La première fois qu'il a parlé à Libération, c'était en mai 2016, sous une fausse identité. Celle que lui avait fournie l'Etat pour des missions occultes en France et à l'étranger. En dévoilant certaines opérations clandestines auxquelles il a participé dans le cadre de la lutte antidrogue, Hubert Avoine a pris le risque de s'exposer pour mieux dénoncer le système.
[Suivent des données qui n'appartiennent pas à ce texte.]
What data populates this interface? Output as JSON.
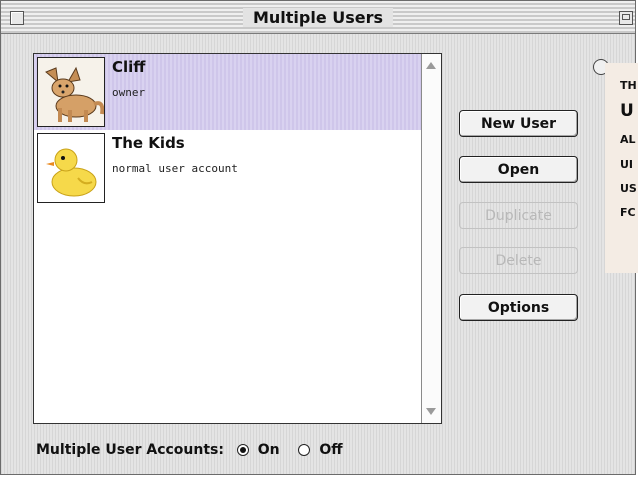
{
  "window": {
    "title": "Multiple Users"
  },
  "users": [
    {
      "name": "Cliff",
      "type": "owner",
      "avatar": "fox-icon"
    },
    {
      "name": "The Kids",
      "type": "normal user account",
      "avatar": "rubber-duck-icon"
    }
  ],
  "buttons": {
    "new_user": "New User",
    "open": "Open",
    "duplicate": "Duplicate",
    "delete": "Delete",
    "options": "Options"
  },
  "overlay_text": [
    "TH",
    "U",
    "AL",
    "UI",
    "US",
    "FC"
  ],
  "bottom": {
    "label": "Multiple User Accounts:",
    "on_label": "On",
    "off_label": "Off",
    "selected": "On"
  },
  "colors": {
    "selection": "#d9d2f0",
    "overlay_bg": "#f4ece4"
  }
}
Né à Cherbourg en 1962 d'un père syndicaliste et d'une mère douanière, il n'avait pourtant pas vocation à frayer dans les eaux les plus troubles de la République. Mais une succession d'événements l'a poussé à être recruté comme informateur en 2008. Inscrit au Bureau central des sources, il est d'abord «traité» par la PJ de Nice et l'Office des stups avant d'effectuer une longue mission pour le compte du département américain de la Justice, supervisée par la DEA, l'agence antidrogue américaine.
Combat
Infiltré dans les cartels mexicains, il flirte avec la banquière du Chapo Guzman et dîne à la table des plus gros narcotrafiquants. Mais ses missions les plus troubles sont effectuées pour le compte de l’Office français des stups et de son ancien patron, le commissaire François Thierry, qui l’envoie notamment en Espagne garder 20 tonnes de cannabis. Convaincu d’avoir été manipulé, Hubert Avoine finit par écrire à la justice pour dénoncer les faits dont il a été témoin, courrier qui servira de base à l’enquête dite «Avoine», ouverte par le parquet de Paris.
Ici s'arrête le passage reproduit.